Hickatee Cottages have participated in Programme for Belize's implementation of Rainforest Alliance's "Best Management Practices" and have seen a 22% increase in their 'green' score over the past 18 months. They have also been assessed by WholeTravel.com, receiving 4.5 feathers out of a maximum 5. Recent improvements include their new formalised composting system, and the elimination of plastic water bottles (which are not recyclable in Belize). They also re-cycle empty bar spirit bottles into water bottles for use in the cottages and the restaurant, and provide guests with insulated sports bottles for use on day-trips.

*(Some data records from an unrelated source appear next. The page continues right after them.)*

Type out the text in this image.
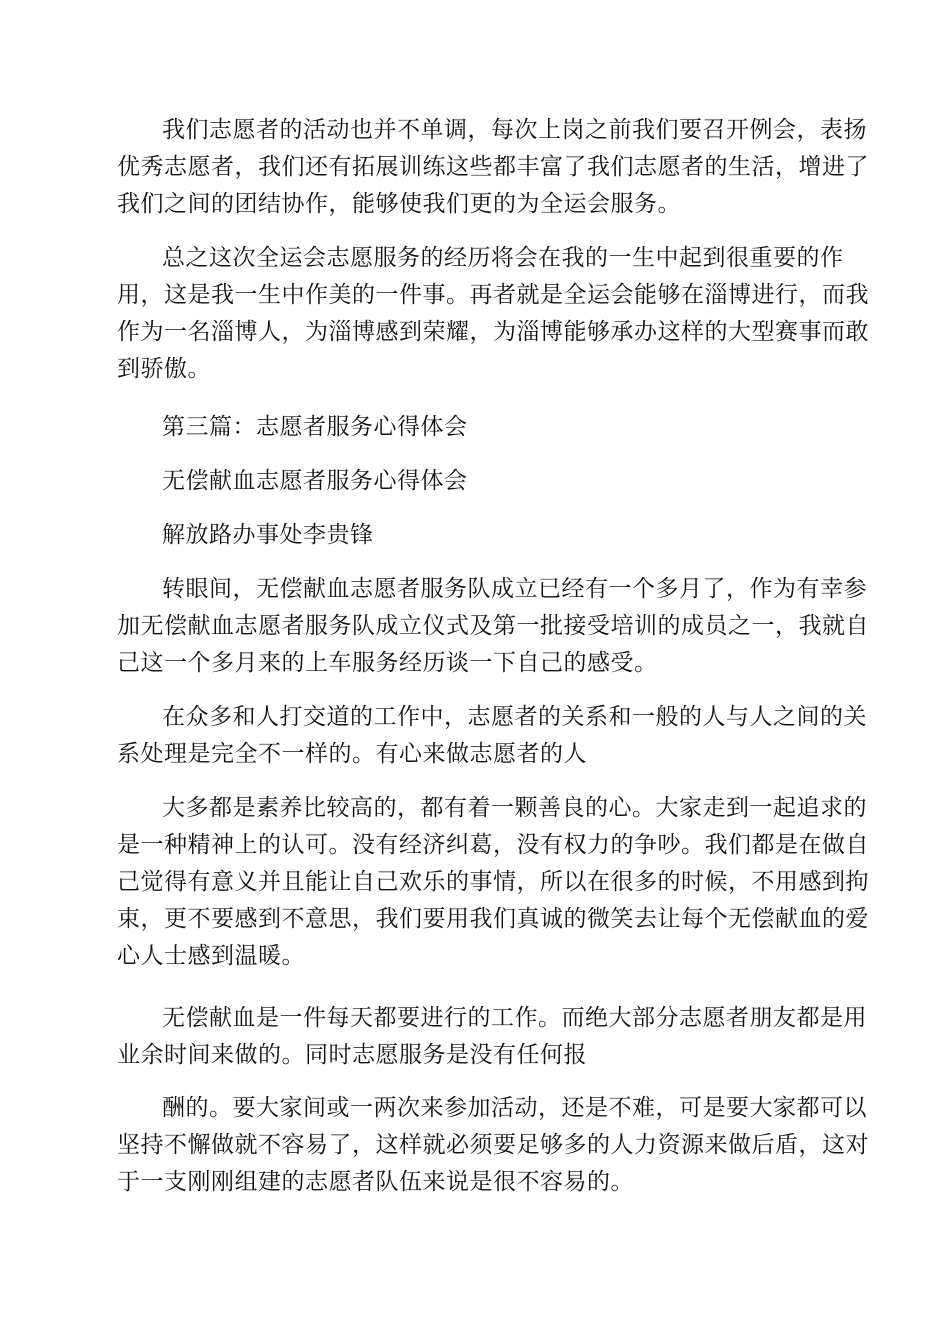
我们志愿者的活动也并不单调，每次上岗之前我们要召开例会，表扬
优秀志愿者，我们还有拓展训练这些都丰富了我们志愿者的生活，增进了
我们之间的团结协作，能够使我们更的为全运会服务。

总之这次全运会志愿服务的经历将会在我的一生中起到很重要的作
用，这是我一生中作美的一件事。再者就是全运会能够在淄博进行，而我
作为一名淄博人，为淄博感到荣耀，为淄博能够承办这样的大型赛事而敢
到骄傲。

第三篇：志愿者服务心得体会

无偿献血志愿者服务心得体会

解放路办事处李贵锋

转眼间，无偿献血志愿者服务队成立已经有一个多月了，作为有幸参
加无偿献血志愿者服务队成立仪式及第一批接受培训的成员之一，我就自
己这一个多月来的上车服务经历谈一下自己的感受。

在众多和人打交道的工作中，志愿者的关系和一般的人与人之间的关
系处理是完全不一样的。有心来做志愿者的人

大多都是素养比较高的，都有着一颗善良的心。大家走到一起追求的
是一种精神上的认可。没有经济纠葛，没有权力的争吵。我们都是在做自
己觉得有意义并且能让自己欢乐的事情，所以在很多的时候，不用感到拘
束，更不要感到不意思，我们要用我们真诚的微笑去让每个无偿献血的爱
心人士感到温暖。

无偿献血是一件每天都要进行的工作。而绝大部分志愿者朋友都是用
业余时间来做的。同时志愿服务是没有任何报

酬的。要大家间或一两次来参加活动，还是不难，可是要大家都可以
坚持不懈做就不容易了，这样就必须要足够多的人力资源来做后盾，这对
于一支刚刚组建的志愿者队伍来说是很不容易的。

Exterior and bathroom lights are now all replaced with energy-saving bulbs, and a water meter has been fitted. The majority of their water is now supplied by rainwater collection, with the well supply used as a back up.
Hickatee are vigilant in working with the Forestry Department to minimize this destructive practice, encourage people to plant their tree seedlings, and are lobbying local environmental groups to take a keener interest in the wildlife-rich but, as yet, unprotected area.
Recycling
Hickatee Cottages recycle wherever and whatever possible, whether natural products or man-made: their log bridge was formed from the 'waste' of an illegally logged tree, as were their woodland seats, and smaller creek bridge, with the much smaller pieces of 'waste' wood being transformed into orchid baskets. Their guest house and trail signs come from cross-sections of a small rosewood blown down in heavy winds.
Some of their cohune nuts are donated to an organisation in Placencia which is developing soap using only natural ingredients, leaving more than enough nuts to feed the gibnuts and agoutis on our land.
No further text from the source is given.